Onde estou? Em que mundo ou
realidade paralela eu vivo – pensou Carlos enquanto tomava uma xícara de café
observado o bosque que circunda sua sala de trabalho. Lembrou de uma sessão de análise
em que formulou uma metáfora de que achava ser sua vida um filme que ao invés
de ele ser o diretor era mero expectador. Era como se ele posiciona-se fora de
si e visse as coisas acontecerem quase sem ter controle. E à essa ideia chegou
após constatar que perdera muitas oportunidades na vida apenas por não
percebê-las, negando sua realidade e sempre desligado com a mente vagando por
longos devaneios e sonhos acordados.
Enquanto sua mente perdia-se na
criação destas estórias fictícias, a vida concreta acontecia bem em frente aos
seus olhos e boa parte disso ele perdia, ausentava-se ou mesmo negava.
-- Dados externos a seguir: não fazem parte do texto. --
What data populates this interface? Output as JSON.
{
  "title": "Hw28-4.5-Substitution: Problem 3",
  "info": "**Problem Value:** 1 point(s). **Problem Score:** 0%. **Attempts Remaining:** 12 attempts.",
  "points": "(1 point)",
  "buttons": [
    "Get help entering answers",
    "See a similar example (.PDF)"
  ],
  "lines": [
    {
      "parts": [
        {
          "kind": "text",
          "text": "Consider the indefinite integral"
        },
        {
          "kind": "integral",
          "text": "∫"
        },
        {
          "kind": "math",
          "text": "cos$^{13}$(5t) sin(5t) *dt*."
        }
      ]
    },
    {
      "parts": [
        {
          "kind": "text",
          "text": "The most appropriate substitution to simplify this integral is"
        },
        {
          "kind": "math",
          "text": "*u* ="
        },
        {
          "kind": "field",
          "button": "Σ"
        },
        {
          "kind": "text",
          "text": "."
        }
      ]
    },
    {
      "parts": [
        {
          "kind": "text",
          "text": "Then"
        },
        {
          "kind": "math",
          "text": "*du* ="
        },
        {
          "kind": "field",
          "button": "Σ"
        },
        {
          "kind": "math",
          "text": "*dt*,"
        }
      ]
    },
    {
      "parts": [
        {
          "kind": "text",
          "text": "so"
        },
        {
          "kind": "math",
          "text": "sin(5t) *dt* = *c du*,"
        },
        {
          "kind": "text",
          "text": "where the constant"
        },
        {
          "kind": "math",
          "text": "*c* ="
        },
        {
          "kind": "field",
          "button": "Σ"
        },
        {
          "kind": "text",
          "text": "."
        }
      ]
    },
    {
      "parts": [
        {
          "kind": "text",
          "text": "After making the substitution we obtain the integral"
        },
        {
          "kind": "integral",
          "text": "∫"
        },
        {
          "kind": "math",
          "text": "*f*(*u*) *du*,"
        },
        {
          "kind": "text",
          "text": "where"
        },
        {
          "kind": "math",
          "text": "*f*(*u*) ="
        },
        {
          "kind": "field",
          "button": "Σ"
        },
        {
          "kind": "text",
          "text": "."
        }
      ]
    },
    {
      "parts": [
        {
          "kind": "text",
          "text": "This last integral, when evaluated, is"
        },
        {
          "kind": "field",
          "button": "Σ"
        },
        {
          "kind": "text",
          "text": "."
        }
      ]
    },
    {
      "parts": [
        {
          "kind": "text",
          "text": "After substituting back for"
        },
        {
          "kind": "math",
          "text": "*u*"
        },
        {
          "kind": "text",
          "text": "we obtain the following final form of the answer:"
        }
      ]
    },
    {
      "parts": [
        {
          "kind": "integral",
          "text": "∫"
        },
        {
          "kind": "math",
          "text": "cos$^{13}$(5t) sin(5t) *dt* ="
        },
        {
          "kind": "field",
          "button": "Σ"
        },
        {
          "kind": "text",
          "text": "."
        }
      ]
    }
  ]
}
Assim
não aceitou um emprego por achar que não era bem o que ele imaginava, que
poderia esperar por uma vaga que correspondesse exatamente o que sonhara, e
assim viu um colega seu assumir a vaga e meses depois ser transferido para
Florianópolis, como diretor.
Teve a vez em que estava numa
crise terrível no seu namoro com Sabrina. Esta queria abandoná-lo, mas não
tinha coragem. Ao invés de terminar o relacionamento, Sabrina o enrolava, dava
desculpas para não vê-lo e fingia tudo estar bem. Enquanto isso Carlos foi
deprimindo-se, buscando alívio no álcool e internet. Em uma das noites de
bebedeira em frente ao computador conheceu Larissa, que estava solteira e
apaixonou-se por Carlos. Este ficou com o dilema entre tentar reerguer o namoro
capenga ou arriscar uma nova aventura. Por sua lógica fantasiosa e medrosa
preferiu continuar aquela relação insatisfatória, mas confortável. Teve medo de
perder Sabrina e ao mesmo tempo não dar certo com Larissa. Ficou com o álcool,
pois logo Larissa caiu fora ao ver que ele não daria um passo a mais e não a
chamaria para um encontro.
Era um medo do novo, de
arriscar-se em busca de outras saídas e uma aceitação quase cega de que tudo
aquilo que acreditava ser seu destino. “Era para ser assim e pronto”. “Larissa
seria um sonho de mulher caso não houvesse Sabrina”. “Aquele emprego seria
ótimo se eu já não estivesse empregado agora” – era assim que ele pensava
naquela época.
Passado algum tempo, ao constatar
que perdera algo que poderia ser muito recompensador, angustiava-se em diversos
pensamentos culposos, imaginando como
teria sido. Ou como seria se estivesse vivendo outra vida agora, como por
exemplo, com um emprego legal, uma mulher que lhe desse atenção e fosse
maravilhosa. E quando olhava o que tinha, um emprego medíocre mas garantido e
uma falsa namorada mas que não o abandonava, achava que era o que podia ter,
que deveria aceitar sua realidade ao invés de ficar criando estórias
fantasiosas e idealizadas.
Era uma constante luta entre sua
realidade mesquinha e constante e seus sonhos loucos e idealizados. Ele se
imaginava com aquela gata estagiária do setor de compras, mas no dia-a-dia mal
a encarava para cumprimenta-la. Achava que pelo fato do gerente ter saído com
ela não daria bola para um mero assistente.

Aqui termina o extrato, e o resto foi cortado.